Fraktur pada enamel tidak memerlukan perawatan darurat. Tetapi tetap memerlukan pengawasan. Kebanyakan cedera berat pada dentin harus dirawat dengan segera karena dapat menimbulkan infeksi pulpa. Perawatan darurat seperti menambal dengan material khusus pada dentin yang patah dan perawatan secara cepat oleh dokter gigi harus dilakukan pada waktu yang bersaman atau paling lambat pada keesokan harinya. E. Gigi Avulsi
Avulsi pada gigi tetap anterior dapat ditanam kembali pada anak-anak, khususnya apabila apex pada akar belum terbentuk dengan sempurna (dibawah 16 Tahun). Avulsi pada gigi susu tidak perlu ditanam kembali. Semakin muda usia anak, maka penanaman kembali semakin cepat yaitu 15 menit dan lebih baik yaitu 98% dapat kembali normal dengan perawatan berkala. Fraktur gigi pada kecelakaan olahraga
Penanaman yang segera memberikan hasil yang terbaik. Jika gigi tersebut terkontaminasi, cucilah dengan larutan air garam steril, dan apabila soket terisi bekuan darah, hilangkan dengan irigasi larutan garam.

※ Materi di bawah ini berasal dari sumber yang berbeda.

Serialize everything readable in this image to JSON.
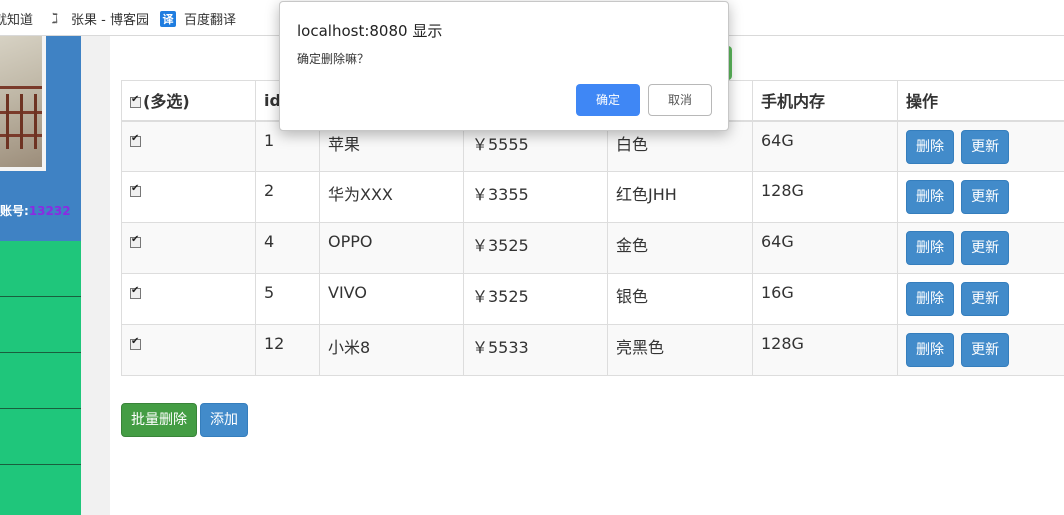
{
  "bookmarks": [
    {
      "label": "就知道",
      "icon": "bookmark-icon"
    },
    {
      "label": "张果 - 博客园",
      "icon": "zhangguo-logo-icon"
    },
    {
      "label": "百度翻译",
      "icon": "baidu-translate-icon",
      "glyph": "译"
    }
  ],
  "sidebar": {
    "account_label": "账号:",
    "account_number": "13232"
  },
  "table": {
    "headers": [
      "(多选)",
      "id",
      "",
      "",
      "",
      "手机内存",
      "操作"
    ],
    "rows": [
      {
        "checked": true,
        "id": "1",
        "name": "苹果",
        "price": "￥5555",
        "color": "白色",
        "memory": "64G"
      },
      {
        "checked": true,
        "id": "2",
        "name": "华为XXX",
        "price": "￥3355",
        "color": "红色JHH",
        "memory": "128G"
      },
      {
        "checked": true,
        "id": "4",
        "name": "OPPO",
        "price": "￥3525",
        "color": "金色",
        "memory": "64G"
      },
      {
        "checked": true,
        "id": "5",
        "name": "VIVO",
        "price": "￥3525",
        "color": "银色",
        "memory": "16G"
      },
      {
        "checked": true,
        "id": "12",
        "name": "小米8",
        "price": "￥5533",
        "color": "亮黑色",
        "memory": "128G"
      }
    ],
    "delete_label": "删除",
    "update_label": "更新"
  },
  "actions": {
    "batch_delete_label": "批量删除",
    "add_label": "添加"
  },
  "dialog": {
    "title": "localhost:8080 显示",
    "message": "确定删除嘛？",
    "ok_label": "确定",
    "cancel_label": "取消"
  },
  "colors": {
    "primary": "#428bca",
    "success": "#449d44",
    "sidebar_green": "#1fc67b",
    "profile_blue": "#3f82c4",
    "dialog_ok": "#3f87f5"
  }
}
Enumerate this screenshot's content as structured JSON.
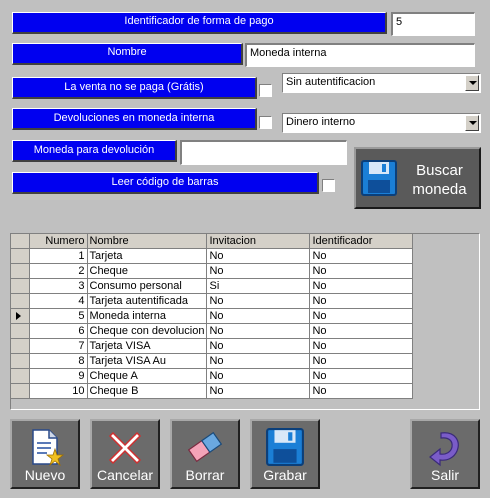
{
  "form": {
    "id_label": "Identificador de forma de pago",
    "id_value": "5",
    "name_label": "Nombre",
    "name_value": "Moneda interna",
    "sale_unpaid_label": "La venta no se paga (Grátis)",
    "auth_option": "Sin autentificacion",
    "returns_label": "Devoluciones en moneda interna",
    "returns_option": "Dinero interno",
    "return_currency_label": "Moneda para devolución",
    "return_currency_value": "",
    "barcode_label": "Leer código de barras",
    "search_button": {
      "line1": "Buscar",
      "line2": "moneda"
    }
  },
  "table": {
    "headers": [
      "Numero",
      "Nombre",
      "Invitacion",
      "Identificador"
    ],
    "selected_row": 5,
    "rows": [
      {
        "numero": "1",
        "nombre": "Tarjeta",
        "invitacion": "No",
        "identificador": "No"
      },
      {
        "numero": "2",
        "nombre": "Cheque",
        "invitacion": "No",
        "identificador": "No"
      },
      {
        "numero": "3",
        "nombre": "Consumo personal",
        "invitacion": "Si",
        "identificador": "No"
      },
      {
        "numero": "4",
        "nombre": "Tarjeta autentificada",
        "invitacion": "No",
        "identificador": "No"
      },
      {
        "numero": "5",
        "nombre": "Moneda interna",
        "invitacion": "No",
        "identificador": "No"
      },
      {
        "numero": "6",
        "nombre": "Cheque con devolucion",
        "invitacion": "No",
        "identificador": "No"
      },
      {
        "numero": "7",
        "nombre": "Tarjeta VISA",
        "invitacion": "No",
        "identificador": "No"
      },
      {
        "numero": "8",
        "nombre": "Tarjeta VISA Au",
        "invitacion": "No",
        "identificador": "No"
      },
      {
        "numero": "9",
        "nombre": "Cheque A",
        "invitacion": "No",
        "identificador": "No"
      },
      {
        "numero": "10",
        "nombre": "Cheque B",
        "invitacion": "No",
        "identificador": "No"
      }
    ]
  },
  "buttons": {
    "nuevo": "Nuevo",
    "cancelar": "Cancelar",
    "borrar": "Borrar",
    "grabar": "Grabar",
    "salir": "Salir"
  },
  "colors": {
    "label_bg": "#0000f0",
    "window_bg": "#c0c0c0"
  }
}
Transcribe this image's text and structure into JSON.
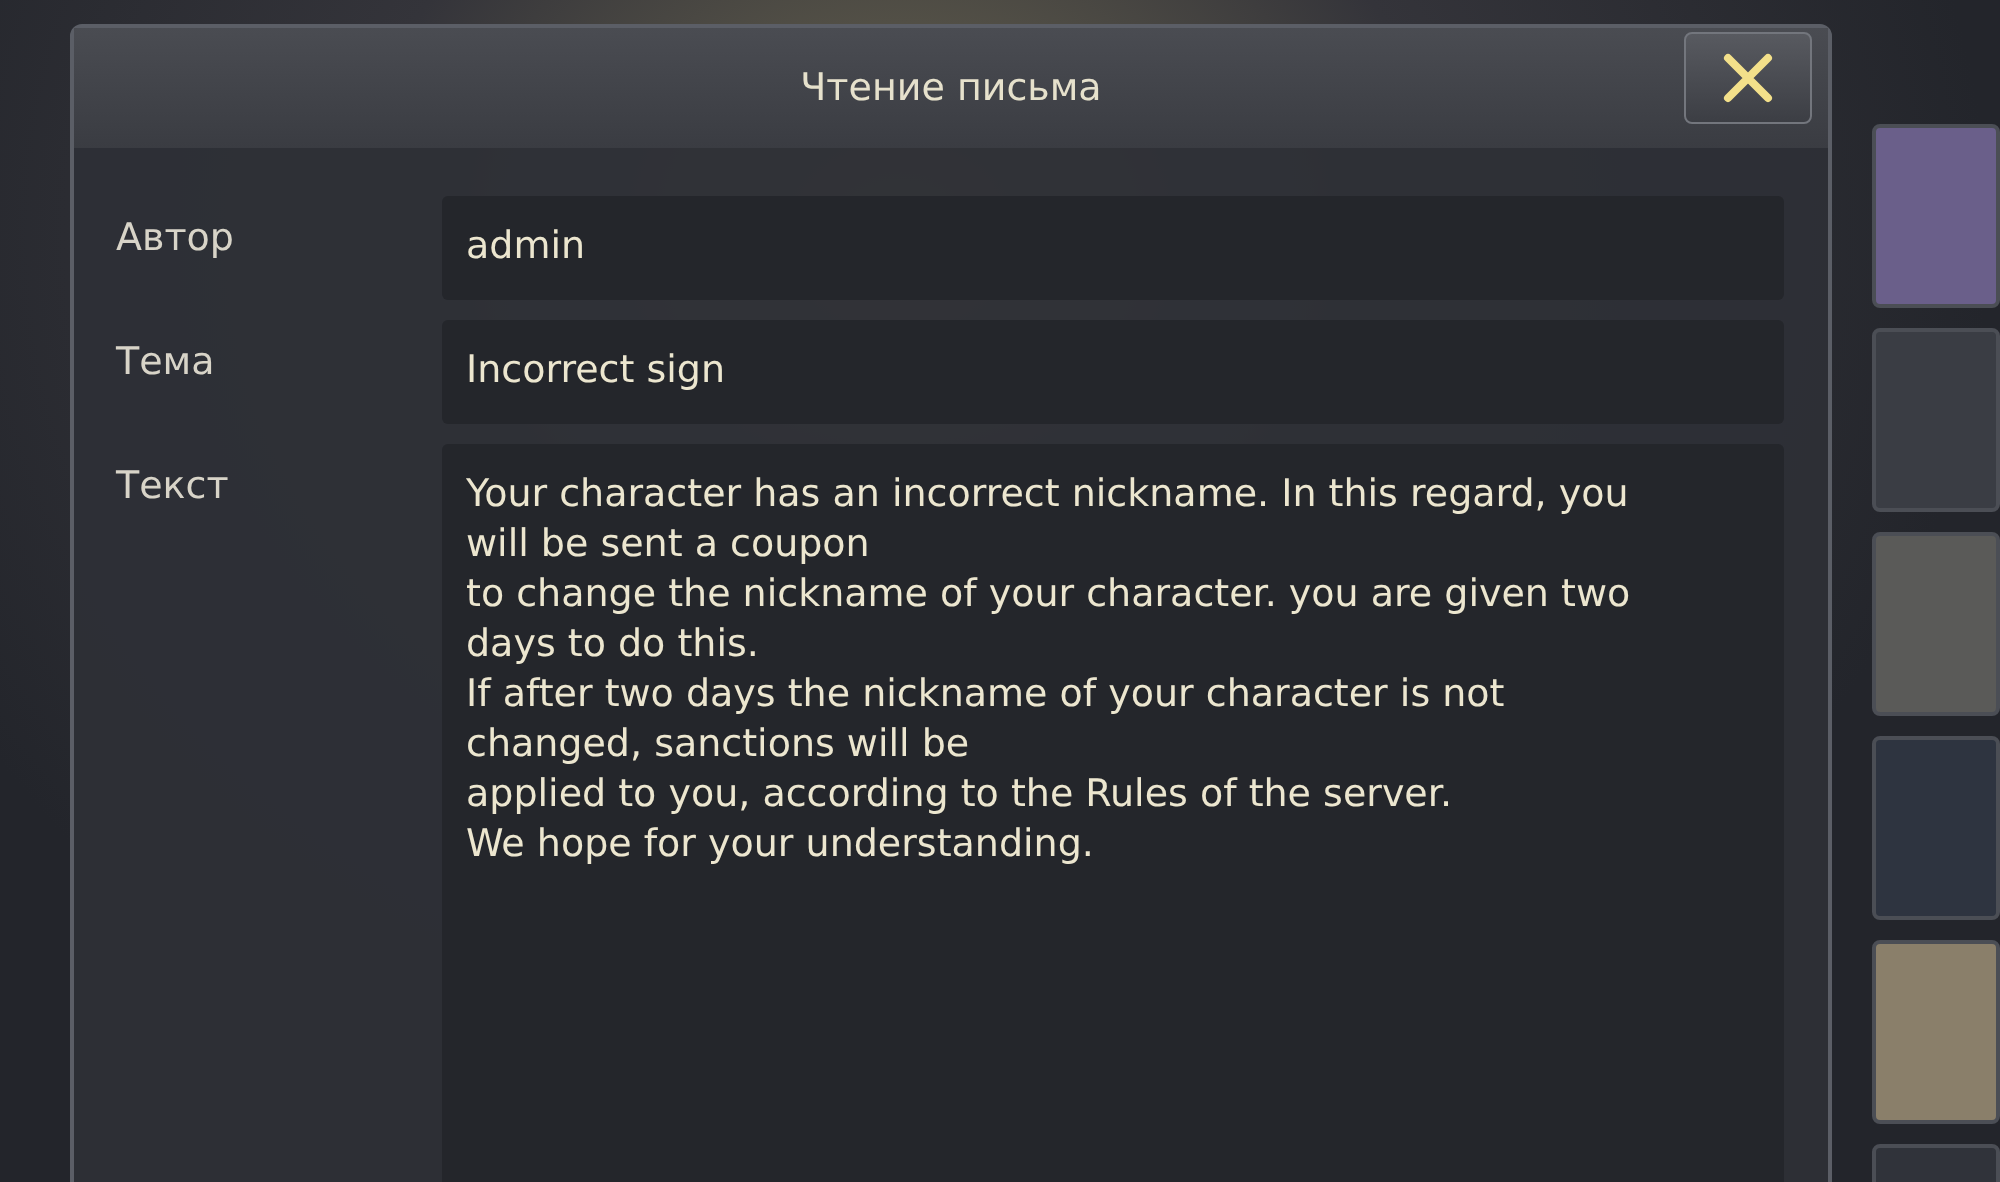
{
  "dialog": {
    "title": "Чтение письма",
    "fields": [
      {
        "label": "Автор",
        "value": "admin"
      },
      {
        "label": "Тема",
        "value": "Incorrect sign"
      }
    ],
    "message": {
      "label": "Текст",
      "lines": [
        "Your character has an incorrect nickname. In this regard, you",
        "will be sent a coupon",
        "to change the nickname of your character. you are given two",
        "days to do this.",
        "If after two days the nickname of your character is not",
        "changed, sanctions will be",
        "applied to you, according to the Rules of the server.",
        "We hope for your understanding."
      ]
    }
  }
}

Tanam kembali gigi dengan benar sesuai permukaannya (pastikan bagian labial (cembung) menghadap kedepan) dan secara manual tekan soketnya dan balut giginya. Anak tersebut harus menemui dokter gigi dalam waktu 72 jam setelah kejadian. Jika penanaman kembali tidak dapat dilakukan segera, taruh gigi pada larutan isotonic seperti susu segar dingin yang terpasteurisasi, larutan garam atau larutan
lensa kontak. Atau bila anak cukup kooperatif, letakkan gigi pada sulcus buccalis dan bawa ke dokter gigi dalam waktu 30 menit. Cairan yang tidak sesuai dan merusak adalah air (terjadi karena pemaparan yang lama dan mengakibatkan kerusakan keseimbangan isotonis), desinfektan, pemutih, dan jus buah. Penggunaan larutan minyak doxycilin sebelum penanaman kembali oleh dokter gigi dapat membantu pencegahan resorpsi akar di kemudian hari. Balut gigi selama 7-10 hari, tidak boleh menggigit pada gigi yang dibalut., diet harus lunak dan lakukan perawatan kebersihan mulut yang baik F. Trauma Maxillofacial a. Dislokasi atau subluksasi pada mandibula.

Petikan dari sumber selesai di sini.